I think I can confirm the AmE origin of Murphy's Law.  It's been around for a long time (starting, I think, with some humourous books), and is very common.  In recent years have I heard Italians refer to "La Legge di Murphy" (perhaps thanks to the translation of those books).  So maybe we have another selection for the BrE/AmE differences file?

p.s.: if I were to translate "Murphy's Law", I'd probably call it "La Legge della Sfiga".


----------



## Teerex51

curiosone said:


> I'd probably call it "La Legge della Sfiga".


While on this note:_ La fortuna è cieca, la sfiga ci vede benissimo._


----------



## tsoapm

gromag said:


> "The irony of fate" doesn't ring any bell to my English collegues





anglomania1 said:


> I have to say, in answer to Elaine's question, maybe the colleagues were British! I've never heard of the "irony of fate" - maybe it's AE and Aus?
> None of the Brits here have endorsed it!!


Già. Thumbs down from this Englishman too.


----------



## Einstein

"Irony of fate" is something I would understand immediately, but it's not a standard expression.

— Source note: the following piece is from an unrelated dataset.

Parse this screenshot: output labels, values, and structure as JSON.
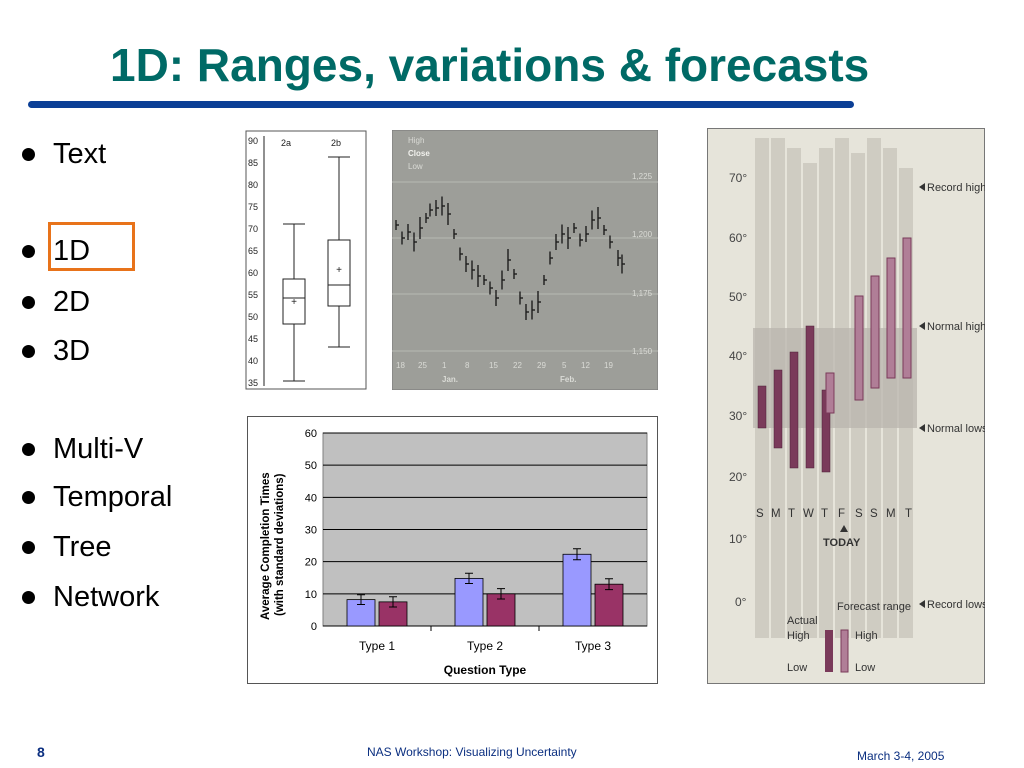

Just wondering about "ironically". Sometimes it refers to a situation that invites us to make ironical comments. "The minister XXX said that pensioners must learn to make sacrifices. Ironically it was the same minister who had declared in a chat show that it was impossible to live on less than 4,000 euro a month".
Obviously there's no "twist of fate" in this situation, so "ironically" doesn't always correspond.


----------